And Smith & Wesson gave my uncle a job.
And Sir Walter Raleigh gave my uncle a job.
– Eddie From Ohio – Loitering in the Lobby.
We went to Smithfield for its Olden Days celebration. We ran in a surprising nice park along the Cyprus Creek, looked at some crafts, antiques and old cars, bought a block of cheese, listened to country music, and had the all-important ham sandwich.
While the town celebrated its past, the future of the ham capital of the world remains unclear. Last fall Smithfield became the largest U.S. company ever bought by a Chinese firm. Shuanghui International Holding bought it for $4.7 billion.
It is too early to tell how the acquisition will impact the small town in the long-term. Two articles in the local paper had somewhat positive spins on the current situation, emphasizing that the new owners were taking a hands-off approach and keeping local management in place. But the editor was quoted last year as saying, “All you can do is keep your fingers crossed, hang tight and be positive about the whole thing.” Others have voiced concerns that the feel of the town will change and that much of the land in the area will be bought by foreign interests.

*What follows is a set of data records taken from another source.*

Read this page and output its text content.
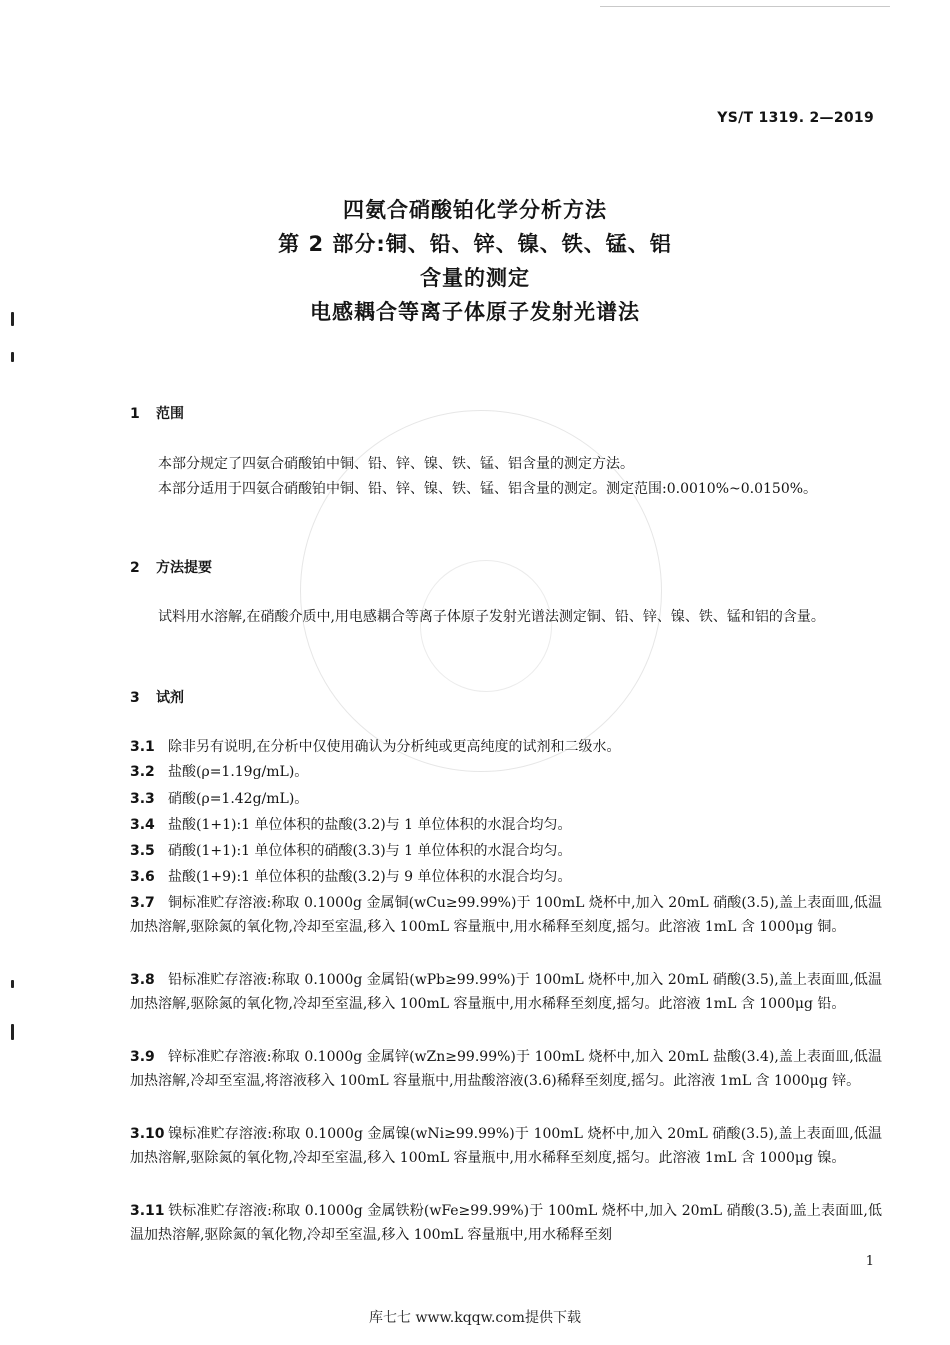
YS/T 1319. 2—2019
四氨合硝酸铂化学分析方法
第 2 部分:铜、铅、锌、镍、铁、锰、铝
含量的测定
电感耦合等离子体原子发射光谱法
1 范围
本部分规定了四氨合硝酸铂中铜、铅、锌、镍、铁、锰、铝含量的测定方法。
本部分适用于四氨合硝酸铂中铜、铅、锌、镍、铁、锰、铝含量的测定。测定范围:0.0010%~0.0150%。
2 方法提要
试料用水溶解,在硝酸介质中,用电感耦合等离子体原子发射光谱法测定铜、铅、锌、镍、铁、锰和铝的含量。
3 试剂
3.1 除非另有说明,在分析中仅使用确认为分析纯或更高纯度的试剂和二级水。
3.2 盐酸(ρ=1.19g/mL)。
3.3 硝酸(ρ=1.42g/mL)。
3.4 盐酸(1+1):1 单位体积的盐酸(3.2)与 1 单位体积的水混合均匀。
3.5 硝酸(1+1):1 单位体积的硝酸(3.3)与 1 单位体积的水混合均匀。
3.6 盐酸(1+9):1 单位体积的盐酸(3.2)与 9 单位体积的水混合均匀。
3.7 铜标准贮存溶液:称取 0.1000g 金属铜(wCu≥99.99%)于 100mL 烧杯中,加入 20mL 硝酸(3.5),盖上表面皿,低温加热溶解,驱除氮的氧化物,冷却至室温,移入 100mL 容量瓶中,用水稀释至刻度,摇匀。此溶液 1mL 含 1000μg 铜。
3.8 铅标准贮存溶液:称取 0.1000g 金属铅(wPb≥99.99%)于 100mL 烧杯中,加入 20mL 硝酸(3.5),盖上表面皿,低温加热溶解,驱除氮的氧化物,冷却至室温,移入 100mL 容量瓶中,用水稀释至刻度,摇匀。此溶液 1mL 含 1000μg 铅。
3.9 锌标准贮存溶液:称取 0.1000g 金属锌(wZn≥99.99%)于 100mL 烧杯中,加入 20mL 盐酸(3.4),盖上表面皿,低温加热溶解,冷却至室温,将溶液移入 100mL 容量瓶中,用盐酸溶液(3.6)稀释至刻度,摇匀。此溶液 1mL 含 1000μg 锌。
3.10 镍标准贮存溶液:称取 0.1000g 金属镍(wNi≥99.99%)于 100mL 烧杯中,加入 20mL 硝酸(3.5),盖上表面皿,低温加热溶解,驱除氮的氧化物,冷却至室温,移入 100mL 容量瓶中,用水稀释至刻度,摇匀。此溶液 1mL 含 1000μg 镍。
3.11 铁标准贮存溶液:称取 0.1000g 金属铁粉(wFe≥99.99%)于 100mL 烧杯中,加入 20mL 硝酸(3.5),盖上表面皿,低温加热溶解,驱除氮的氧化物,冷却至室温,移入 100mL 容量瓶中,用水稀释至刻
1
库七七 www.kqqw.com提供下载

Why did Shuanghui buy the world’s largest pork processor and hog producer? Not only so it could export a good chunk of the ham, but also so it could learn the details of factory farming, including how to churn out an untainted product. Chinese meat producers have major problems with sanitation. And, as the country’s middle class has grown, so has the demand for quality meat.
The large and efficient operation isn’t without critics. The film Food, Inc. touches on the cruel realities of factory farming and the hardships of being an undocumented immigrant working in a slaughterhouse. Still, the Fortune 500 company employees more than 46,000 people, with major operations in Virginia and North Carolina, as well as Mexico and 10 European countries.
Ham production in the area dates back to the 1750s. The packing firm that would become Smithfield Foods opened in 1936. The town has a population of about 8,000. Isle of Wight County has around 36,000 residents.